Поселянин только головой качнул, за руль садясь. Вдоль кленовой, разнотравьем пёстрым, праздничным поросшей по обочинам лесопосадки скатились вниз, к реке. Озимая по правую руку рожь выстоялась уже, окоротившись в росте, сизовато высветлилась, пологим взгорком уходя к поднятому близкому горизонту, и Базанов узнал её, вспомнил: да, почти та, свешниковская… Лёгкая тоска отчего-то тронула, будто пробуя, горло — или предчувствие? Но чего? И сколько можно каяться себе, что оставил всё это, на бумагомаранье променял, если уже и вернуться стало делом несбыточным теперь, если даже и тёртым, куда как опытным агрономам хорошей работы не найти, приличного хозяйства то есть, не очень-то нужны стали при убогой агротехнике, без потребной химии той же, когда не то что её — элементарной горючки на вспашку не хватает… Нет уж, паши безотрадную свою, в отличие от этой, ниву и знай заодно, что урожая с неё тебе не собрать, скорее всего. Не успеешь, прав Черных, надолго всё теперь… это было предчувствием?
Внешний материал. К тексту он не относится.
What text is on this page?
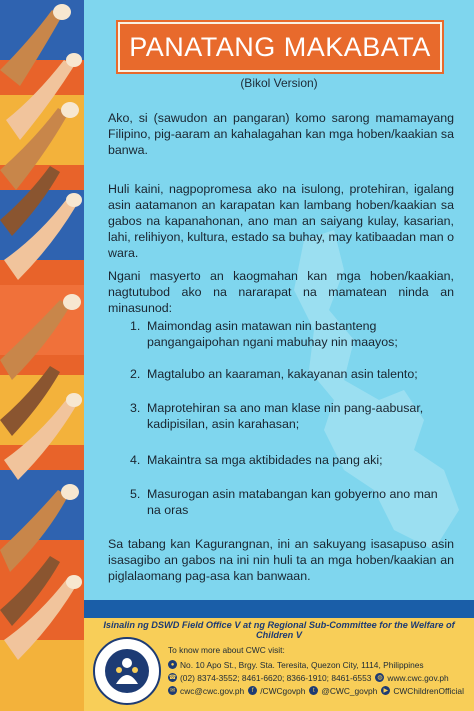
PANATANG MAKABATA
(Bikol Version)

Ako, si (sawudon an pangaran) komo sarong mamamayang Filipino, pig-aaram an kahalagahan kan mga hoben/kaakian sa banwa.

Huli kaini, nagpopromesa ako na isulong, protehiran, igalang asin aatamanon an karapatan kan lambang hoben/kaakian sa gabos na kapanahonan, ano man an saiyang kulay, kasarian, lahi, relihiyon, kultura, estado sa buhay, may katibaadan man o wara.

Ngani masyerto an kaogmahan kan mga hoben/kaakian, nagtutubod ako na nararapat na mamatean ninda an minasunod:

1. Maimondag asin matawan nin bastanteng pangangaipohan ngani mabuhay nin maayos;
2. Magtalubo an kaaraman, kakayanan asin talento;
3. Maprotehiran sa ano man klase nin pang-aabusar, kadipisilan, asin karahasan;
4. Makaintra sa mga aktibidades na pang aki;
5. Masurogan asin matabangan kan gobyerno ano man na oras

Sa tabang kan Kagurangnan, ini an sakuyang isasapuso asin isasagibo an gabos na ini nin huli ta an mga hoben/kaakian an piglalaomang pag-asa kan banwaan.

Isinalin ng DSWD Field Office V at ng Regional Sub-Committee for the Welfare of Children V
To know more about CWC visit:
● No. 10 Apo St., Brgy. Sta. Teresita, Quezon City, 1114, Philippines
☎ (02) 8374-3552; 8461-6620; 8366-1910; 8461-6553 ◍ www.cwc.gov.ph
✉ cwc@cwc.gov.ph	f /CWCgovph	t @CWC_govph	▶ CWChildrenOfficial
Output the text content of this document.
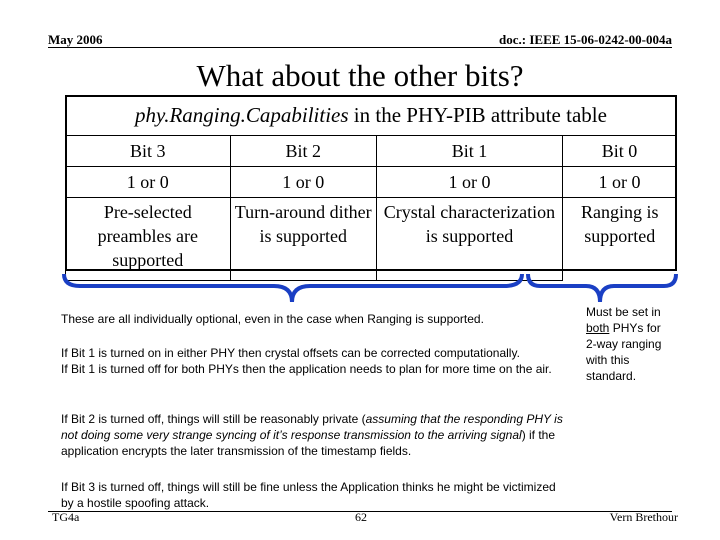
May 2006	doc.: IEEE 15-06-0242-00-004a
What about the other bits?
phy.Ranging.Capabilities in the PHY-PIB attribute table
Bit 3	Bit 2	Bit 1	Bit 0
1 or 0	1 or 0	1 or 0	1 or 0
Pre-selected preambles are supported	Turn-around dither is supported	Crystal characterization is supported	Ranging is supported
Must be set in
both PHYs for
2-way ranging
with this
standard.
These are all individually optional, even in the case when Ranging is supported.
If Bit 1 is turned on in either PHY then crystal offsets can be corrected computationally.
If Bit 1 is turned off for both PHYs then the application needs to plan for more time on the air.
If Bit 2 is turned off, things will still be reasonably private (assuming that the responding PHY is not doing some very strange syncing of it’s response transmission to the arriving signal) if the application encrypts the later transmission of the timestamp fields.
If Bit 3 is turned off, things will still be fine unless the Application thinks he might be victimized by a hostile spoofing attack.
TG4a	62	Vern Brethour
И это тоже, но есть ещё что-то, глубже и томительней, чего и не скажешь, назвать не назовёшь, ибо и слову, понятию человеческому положен изначально некий запрет высоты ли, глубины, дальше которых он разве что во сне забредёт или в бреду больном соскользнёт, но всё почти по возвращении забыв, всё с тем же томлением наедине опять оставшись …
— Что, на рожь завидуешь? — выруливая к пруду и ни разу, кажется, не оглянувшись даже на Базанова, догадался хозяин. — Все завидуют. Без промашки я нынче с озимыми, центнеров тридцать на круг возьму, это уж самое малое. А соседей всех послабило, струхнули помногу сеять, на прошлый год глядя… а что на него глядеть? Да и прошлом на озими не прогорел, хоть и солярки ухлопал на снегозадержанье… — Гордость поселянинская, через небрежный тон сквозившая, более чем понятна была ему: год угадать, всё поставить на него — это не игра на азарт, это расчёт, на который мало кто способен. — Нет, глядеть вперёд надо, за пропись извиняюсь… а когда мы это умели? Может, Сталин один и видел, да сил не хватило. Надорвался за войну.
— Видел? Что? — рассеянно бросил Черных, серые светлые глаза его блуждали по открывшимся бережкам пруда, по зарослям рогоза и ветлянника на той стороне, рыбачье место, должно быть, приискивая.